I had to water all last year, and I am providing minimal watering this year -- and added a few more oak and maple leaf debris last week because the weather is unseasonably warm.
Sorry about the plastic soil bag -- when I started this patch 2024, I was on crutches so I bought soil in bags which I was able to maneuver, and that bag was the back of the compost pile of mostly kitchen scraps in various cardboard boxes, plus my pigeons helping. Those bags really helped me define the sides of the hill and most are now gone, but this one will have to stay until I can remove it without disturbing the seedlings.
I had to cover the seedlings with a wire cage that had 4"x6" holes on the bottom, so that my puppy didn't destroy them, while learning to leave the compost hills and grow beds alone. When I lifted the cages late summer, the few seedlings stuck to the cage got transplanted -- something asparagus really hate. They survived with intensive care but didn't come up this year. Lesson learned: leave them alone and don't waste time trying to save transplants.
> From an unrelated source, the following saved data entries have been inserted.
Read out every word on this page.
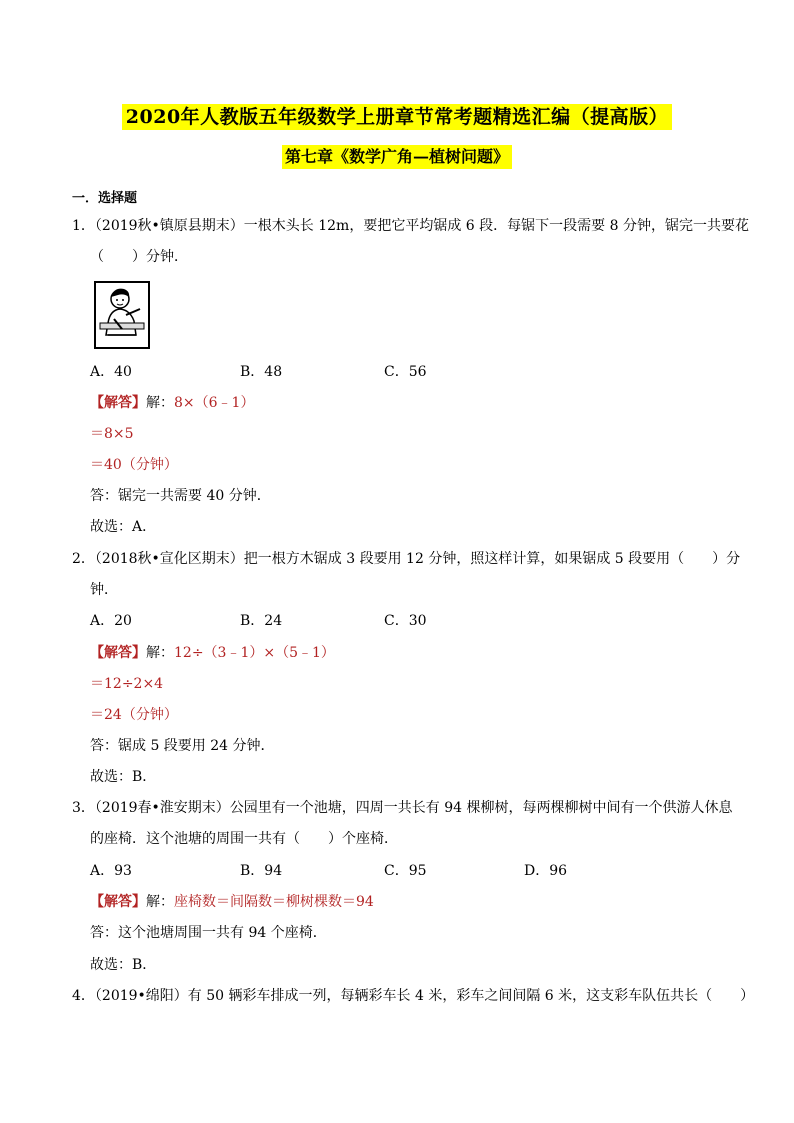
2020年人教版五年级数学上册章节常考题精选汇编（提高版）
第七章《数学广角—植树问题》
一．选择题
1．（2019秋•镇原县期末）一根木头长 12m，要把它平均锯成 6 段．每锯下一段需要 8 分钟，锯完一共要花
（　　）分钟．
A．40	B．48	C．56
【解答】解：8×（6﹣1）
＝8×5
＝40（分钟）
答：锯完一共需要 40 分钟．
故选：A．
2．（2018秋•宣化区期末）把一根方木锯成 3 段要用 12 分钟，照这样计算，如果锯成 5 段要用（　　）分
钟．
A．20	B．24	C．30
【解答】解：12÷（3﹣1）×（5﹣1）
＝12÷2×4
＝24（分钟）
答：锯成 5 段要用 24 分钟．
故选：B．
3．（2019春•淮安期末）公园里有一个池塘，四周一共长有 94 棵柳树，每两棵柳树中间有一个供游人休息
的座椅．这个池塘的周围一共有（　　）个座椅．
A．93	B．94	C．95	D．96
【解答】解：座椅数＝间隔数＝柳树棵数＝94
答：这个池塘周围一共有 94 个座椅．
故选：B．
4．（2019•绵阳）有 50 辆彩车排成一列，每辆彩车长 4 米，彩车之间间隔 6 米，这支彩车队伍共长（　　）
I see some of our members here have had success with transplanting, and no doubt the roots weren't yanked out! I do hope to transplant most of this bed in fall to my son's house an hour away, preparing a spot in advance and digging down a whole foot before attempting to move these newbies in clumps. And protect them with a cage from the deer he gets visiting .
(We have agreed that when he takes over possession this September, I plant for the deer. Clover, yellow birch, a second apple tree, wild cherry, rubris, and plant buckwheat -- I digress but I do love the deer!)